Что касаемо горестной России… но не будем о горестной России. В конце концов, общую мысль вы уже уловили, да? — где оглядка, там непременно сеется любовь, а от той любви пожинается ни что иное, как смерть. Смерть! Смеееерть! И чаще всего — мучительная и несвоевременная! И если кто оглянулся, знайте, что неподалёку любовь и смерть, и уже зазвучали где-то колокола грядущей трагедии.
Но — не озирайся, несчастный, не ищи источник сего прельстивого звона! Ибо как бы не узнать тебе, что звон сей издают у тебя в труселях жалкие твои муди, оплакивая скорую и плачевную погибель — твою и свою!
Итак, шерстяной оглянулся и увидел, что усилия его были напрасны. Чаша избавилась от камня и горделиво устремлялась ввысь.
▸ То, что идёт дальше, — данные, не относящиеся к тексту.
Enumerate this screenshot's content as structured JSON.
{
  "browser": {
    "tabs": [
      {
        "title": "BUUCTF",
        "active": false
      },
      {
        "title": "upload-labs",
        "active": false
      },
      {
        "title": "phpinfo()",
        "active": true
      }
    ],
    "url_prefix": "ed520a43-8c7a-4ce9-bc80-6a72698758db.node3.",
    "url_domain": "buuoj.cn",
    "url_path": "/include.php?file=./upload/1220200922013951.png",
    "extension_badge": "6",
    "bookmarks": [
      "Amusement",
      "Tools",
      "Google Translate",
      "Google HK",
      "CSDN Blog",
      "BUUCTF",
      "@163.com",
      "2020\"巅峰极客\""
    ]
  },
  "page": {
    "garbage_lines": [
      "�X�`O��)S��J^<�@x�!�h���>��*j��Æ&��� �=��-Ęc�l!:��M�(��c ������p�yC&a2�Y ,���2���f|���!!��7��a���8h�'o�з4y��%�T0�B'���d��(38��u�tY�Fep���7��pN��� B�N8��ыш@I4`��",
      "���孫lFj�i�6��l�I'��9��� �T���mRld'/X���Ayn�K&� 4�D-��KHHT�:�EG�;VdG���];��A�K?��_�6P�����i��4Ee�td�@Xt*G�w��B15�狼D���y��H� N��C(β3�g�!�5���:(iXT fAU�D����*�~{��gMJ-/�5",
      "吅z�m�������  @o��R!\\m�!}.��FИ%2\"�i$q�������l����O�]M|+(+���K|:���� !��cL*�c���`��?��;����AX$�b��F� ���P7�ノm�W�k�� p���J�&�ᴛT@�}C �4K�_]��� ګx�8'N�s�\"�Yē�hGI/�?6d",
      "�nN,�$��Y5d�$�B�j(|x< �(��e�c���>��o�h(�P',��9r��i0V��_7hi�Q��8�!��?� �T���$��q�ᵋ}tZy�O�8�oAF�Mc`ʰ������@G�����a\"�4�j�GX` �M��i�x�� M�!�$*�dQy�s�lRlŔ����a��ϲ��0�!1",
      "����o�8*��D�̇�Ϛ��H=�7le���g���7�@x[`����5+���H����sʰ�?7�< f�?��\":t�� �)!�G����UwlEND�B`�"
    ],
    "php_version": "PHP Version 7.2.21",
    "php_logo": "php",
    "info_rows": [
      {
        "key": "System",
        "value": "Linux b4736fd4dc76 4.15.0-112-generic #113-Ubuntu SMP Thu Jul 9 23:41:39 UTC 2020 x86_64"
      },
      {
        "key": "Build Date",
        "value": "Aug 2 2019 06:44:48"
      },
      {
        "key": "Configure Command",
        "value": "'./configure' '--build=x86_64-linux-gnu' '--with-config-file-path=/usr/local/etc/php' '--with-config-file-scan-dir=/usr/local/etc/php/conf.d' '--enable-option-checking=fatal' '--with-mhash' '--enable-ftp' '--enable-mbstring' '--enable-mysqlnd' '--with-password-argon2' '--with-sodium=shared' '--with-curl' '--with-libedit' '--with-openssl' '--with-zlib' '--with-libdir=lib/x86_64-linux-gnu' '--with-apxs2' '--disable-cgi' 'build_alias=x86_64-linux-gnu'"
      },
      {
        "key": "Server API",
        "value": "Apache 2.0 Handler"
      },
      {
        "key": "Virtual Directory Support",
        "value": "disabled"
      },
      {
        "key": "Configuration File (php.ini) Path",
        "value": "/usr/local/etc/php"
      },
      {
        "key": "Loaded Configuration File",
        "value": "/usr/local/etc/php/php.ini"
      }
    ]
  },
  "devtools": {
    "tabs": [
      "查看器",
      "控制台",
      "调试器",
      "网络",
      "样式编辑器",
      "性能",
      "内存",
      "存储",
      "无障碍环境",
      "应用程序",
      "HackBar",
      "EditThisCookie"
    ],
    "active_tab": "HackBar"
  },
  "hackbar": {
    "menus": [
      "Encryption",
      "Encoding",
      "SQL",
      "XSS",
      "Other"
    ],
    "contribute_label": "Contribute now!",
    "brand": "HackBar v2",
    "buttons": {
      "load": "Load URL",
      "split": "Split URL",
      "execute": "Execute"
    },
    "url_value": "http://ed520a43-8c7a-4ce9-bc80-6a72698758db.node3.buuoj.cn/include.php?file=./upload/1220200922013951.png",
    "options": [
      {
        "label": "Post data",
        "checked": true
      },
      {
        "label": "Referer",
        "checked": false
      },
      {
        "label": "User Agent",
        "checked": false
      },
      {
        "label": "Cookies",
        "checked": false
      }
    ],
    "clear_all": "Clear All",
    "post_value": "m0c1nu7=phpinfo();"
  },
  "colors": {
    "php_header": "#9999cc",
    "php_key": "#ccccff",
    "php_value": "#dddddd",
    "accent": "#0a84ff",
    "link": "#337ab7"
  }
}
Первым его побуждением было схватить что-нибудь тяжёлое и расхуячить непонятное существо на мелкие кусочки. Потом он немного подумал и решил, что наглая чаша так просто не отделается. Если она избежала лёгкой смерти — что ж, пусть будет тяжёлая. Пусть она умрёт медленно и печально. Благо, на Железном Дворе есть отличные специалисты, которые ей в этом поспособствуют. Тем более, что за новое, неиспытанное ещё в деле существо маналульщики выдавали премию — пару соверенов. Для простого бойца это были большие деньги.
Правда, для этого чашу нужно было ещё доставить на Железный Двор. Но шерстяной уже придумал, как это сделать, и обстоятельства благоприятствовали ему.
— Албибэк! — крикнул он чаше и погрозил кулаком. Та его ответом не удостоила — а может и вовсе не поняла, чего посулил ей шерстяной.
А зря, зря! Ибо обезьян поклялся вернуться. И уж поверьте — не с добрыми намереньями!